Zaheer Hassan Mahmoud, 26 ans, a assuré en décembre à la juge d’instruction en charge de l’affaire ne pas avoir voulu tuer, selon « Le Parisien ».
nterrogé le 15 décembre 2020, Zaheer Hassan Mahmoud, suspecté d’être l’auteur de l’attaque près des ex-locaux de Charlie Hebdo, s’est montré prolixe.
« Je n’étais pas venu pour tuer… », lâche-t-il à la juge antiterroriste qui le questionne sur cette fameuse journée du 25 septembre 2020, date à laquelle il est accusé d’avoir sérieusement blessé deux employés d’une société de production à la feuille de boucher sur un trottoir de la rue Nicolas-Appert, dans le 11e arrondissement de Paris.
Selon Le Parisien, le Pakistanais de 26 ans assure ne pas comprendre comment il a pu « attaquer ou blesser autant quelqu’un ». Il reconnaît toutefois avoir été « choqué » par la republication des caricatures du prophète Mohamad (QSSSL) dans Charlie Hebdo, journal satirique qu’il ne découvre, via des vidéos sur YouTube et TikTok, que sept ou huit jours avant son passage à l’acte.
« Il s’agissait d’imams et des gens au Pakistan qui brûlaient des drapeaux français et qui manifestaient contre l’État français.
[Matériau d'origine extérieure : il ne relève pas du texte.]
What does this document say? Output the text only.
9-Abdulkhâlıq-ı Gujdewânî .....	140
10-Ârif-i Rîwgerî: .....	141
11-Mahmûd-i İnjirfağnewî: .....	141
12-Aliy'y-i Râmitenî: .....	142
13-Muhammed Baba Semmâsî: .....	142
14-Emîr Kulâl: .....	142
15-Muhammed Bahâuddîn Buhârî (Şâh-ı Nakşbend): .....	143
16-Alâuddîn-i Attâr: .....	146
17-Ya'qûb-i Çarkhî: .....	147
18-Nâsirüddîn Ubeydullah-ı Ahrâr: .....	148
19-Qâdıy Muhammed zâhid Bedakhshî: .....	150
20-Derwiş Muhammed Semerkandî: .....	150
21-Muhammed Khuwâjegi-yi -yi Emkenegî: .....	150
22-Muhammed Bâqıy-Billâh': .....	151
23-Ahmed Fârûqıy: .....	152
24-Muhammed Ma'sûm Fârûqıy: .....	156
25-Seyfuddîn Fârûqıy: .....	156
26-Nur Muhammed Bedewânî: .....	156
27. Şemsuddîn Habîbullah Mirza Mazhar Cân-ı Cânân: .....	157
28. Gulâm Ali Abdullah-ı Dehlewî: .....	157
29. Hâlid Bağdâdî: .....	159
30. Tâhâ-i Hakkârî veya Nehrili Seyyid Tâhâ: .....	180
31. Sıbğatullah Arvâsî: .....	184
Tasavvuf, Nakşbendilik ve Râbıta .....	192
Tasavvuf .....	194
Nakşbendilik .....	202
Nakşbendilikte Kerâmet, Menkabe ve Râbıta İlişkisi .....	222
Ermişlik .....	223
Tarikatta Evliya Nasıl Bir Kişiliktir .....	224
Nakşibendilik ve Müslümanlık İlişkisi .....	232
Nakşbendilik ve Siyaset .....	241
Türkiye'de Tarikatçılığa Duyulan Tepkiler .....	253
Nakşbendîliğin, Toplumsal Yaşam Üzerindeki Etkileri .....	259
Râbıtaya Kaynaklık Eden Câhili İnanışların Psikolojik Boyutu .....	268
J’ai voulu comprendre. C’est comme ça que j’ai entendu le nom de Charlie Hebdo », assure-t-il à la juge.
« J’étais en colère, c’était noir »
Repérages devant ce qu’il pense encore être les locaux du journal, visionnage de vidéos anti-Charlie… Le Pakistanais entre alors dans une véritable spirale.
C’est animé d’un sentiment de révolte qu’il se rend rue Nicolas-Appert. Dans son sac : trois bouteilles de white spirit et une feuille de boucher. Lors de son audition, il jure qu’il comptait dégrader les locaux. L’arme ? Elle ne devait lui servir qu’à se « protéger », pas à tuer.
Mais lorsqu’il passe devant les deux jeunes salariés de Première ligne, son esprit disjoncte : « J’ai vu un homme et une femme en train de rigoler entre eux. J’ai été pris de colère parce que je pensais qu’ils rigolaient sur moi. Ensuite, je n’ai rien compris, j’étais en colère, c’était noir, je ne savais pas ce que j’étais en train de faire », explique-t-il à la juge, toujours selon Le Parisien. Le suspect attaque violemment ses deux victimes, qu’il pense être salariées de Charlie Hebdo.